If you have 2 cards, then you double up on bandwidth and pixel processor power, with the limitation that the power is combined at a higher level than the most optimal - i.e. in the chip. If you're pushing extremely hogh resolutions, then the doubling of fillrate and bandwidth can nearly double the frame rate.
Lets say your game wasnt desiged for dual core (in other words, it's not multithreaded - think of a thread of a series of instructions to be computed for the game). If a game is multithreaded - say the AI and physics run in threads seperate from the rest, then the AI thread can occupy the attention of one cpu core, the physics another, and the rest of the game on another core, distributing the processong power accross multiple cores.
For games that run one thread, the game puts it all on one cpu core. in a dual core or multi processor machine the other cores have nothing to do, and arn't beneficial. In a game like quake 4 which does support multiple processors, you can get a performance boost using dual core.

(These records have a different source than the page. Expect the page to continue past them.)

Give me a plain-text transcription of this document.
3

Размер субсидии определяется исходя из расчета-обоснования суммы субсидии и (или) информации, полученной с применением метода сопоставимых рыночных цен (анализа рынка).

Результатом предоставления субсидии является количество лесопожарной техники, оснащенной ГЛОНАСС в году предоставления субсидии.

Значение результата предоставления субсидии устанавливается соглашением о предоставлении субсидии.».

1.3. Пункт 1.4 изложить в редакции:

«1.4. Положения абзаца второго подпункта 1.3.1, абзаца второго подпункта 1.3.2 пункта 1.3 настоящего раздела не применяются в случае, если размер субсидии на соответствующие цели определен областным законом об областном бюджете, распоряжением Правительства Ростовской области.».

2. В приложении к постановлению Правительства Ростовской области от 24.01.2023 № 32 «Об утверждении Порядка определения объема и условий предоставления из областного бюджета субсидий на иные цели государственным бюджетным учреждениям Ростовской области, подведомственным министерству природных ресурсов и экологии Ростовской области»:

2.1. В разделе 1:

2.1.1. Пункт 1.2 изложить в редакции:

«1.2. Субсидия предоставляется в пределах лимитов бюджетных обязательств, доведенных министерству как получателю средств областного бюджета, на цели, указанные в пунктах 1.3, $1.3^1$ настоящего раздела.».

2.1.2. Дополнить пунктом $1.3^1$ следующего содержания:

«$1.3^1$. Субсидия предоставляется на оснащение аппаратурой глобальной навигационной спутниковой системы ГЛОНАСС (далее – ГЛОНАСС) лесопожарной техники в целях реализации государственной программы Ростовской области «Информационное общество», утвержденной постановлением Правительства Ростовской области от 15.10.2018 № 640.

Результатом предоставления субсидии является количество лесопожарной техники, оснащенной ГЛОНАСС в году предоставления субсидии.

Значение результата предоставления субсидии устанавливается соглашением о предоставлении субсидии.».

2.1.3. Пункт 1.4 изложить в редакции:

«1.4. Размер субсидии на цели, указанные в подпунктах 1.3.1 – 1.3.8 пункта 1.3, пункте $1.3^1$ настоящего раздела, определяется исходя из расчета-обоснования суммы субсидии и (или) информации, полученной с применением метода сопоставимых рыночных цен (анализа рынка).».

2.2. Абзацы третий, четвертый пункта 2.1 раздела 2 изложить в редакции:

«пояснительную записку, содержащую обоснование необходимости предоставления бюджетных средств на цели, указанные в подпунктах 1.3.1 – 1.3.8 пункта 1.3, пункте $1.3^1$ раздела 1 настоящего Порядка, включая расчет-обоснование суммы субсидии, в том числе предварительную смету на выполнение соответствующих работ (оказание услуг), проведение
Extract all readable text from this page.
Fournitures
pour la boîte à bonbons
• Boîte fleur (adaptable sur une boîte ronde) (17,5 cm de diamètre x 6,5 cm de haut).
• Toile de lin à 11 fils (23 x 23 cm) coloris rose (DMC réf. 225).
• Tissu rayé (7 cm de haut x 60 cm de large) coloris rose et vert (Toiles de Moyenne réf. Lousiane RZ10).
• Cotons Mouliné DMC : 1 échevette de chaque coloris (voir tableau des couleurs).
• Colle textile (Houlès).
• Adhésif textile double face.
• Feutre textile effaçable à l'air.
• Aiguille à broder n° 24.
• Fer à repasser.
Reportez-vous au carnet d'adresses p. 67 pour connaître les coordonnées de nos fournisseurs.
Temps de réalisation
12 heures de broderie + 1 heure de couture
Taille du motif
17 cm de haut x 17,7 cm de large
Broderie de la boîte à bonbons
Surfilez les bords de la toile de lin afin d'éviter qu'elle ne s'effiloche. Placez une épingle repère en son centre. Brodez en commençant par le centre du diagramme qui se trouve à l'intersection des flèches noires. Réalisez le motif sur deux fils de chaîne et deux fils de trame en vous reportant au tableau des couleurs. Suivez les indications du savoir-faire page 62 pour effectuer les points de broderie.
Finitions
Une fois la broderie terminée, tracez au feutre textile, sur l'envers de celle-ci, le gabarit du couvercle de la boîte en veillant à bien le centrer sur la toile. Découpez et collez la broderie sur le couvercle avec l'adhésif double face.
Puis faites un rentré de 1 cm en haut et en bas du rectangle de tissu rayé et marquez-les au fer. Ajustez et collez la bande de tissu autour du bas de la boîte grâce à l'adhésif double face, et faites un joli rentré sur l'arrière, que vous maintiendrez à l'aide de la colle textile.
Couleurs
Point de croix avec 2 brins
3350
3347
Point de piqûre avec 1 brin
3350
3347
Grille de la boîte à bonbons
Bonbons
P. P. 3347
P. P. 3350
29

The thing is that most processors arn't saturated enough to as yet necessitate dual cores for gaming. The videocard and ram should be top priority. Even an awesomely powerful card like teh x1900xt appears to skip frames with 1GB of ram playing battle field 2. The reason is because all the data can't be held in ram, so it constantly swaps data to and from the harddrive - the slowest component in your system. With 2GB, it was smooth sailing.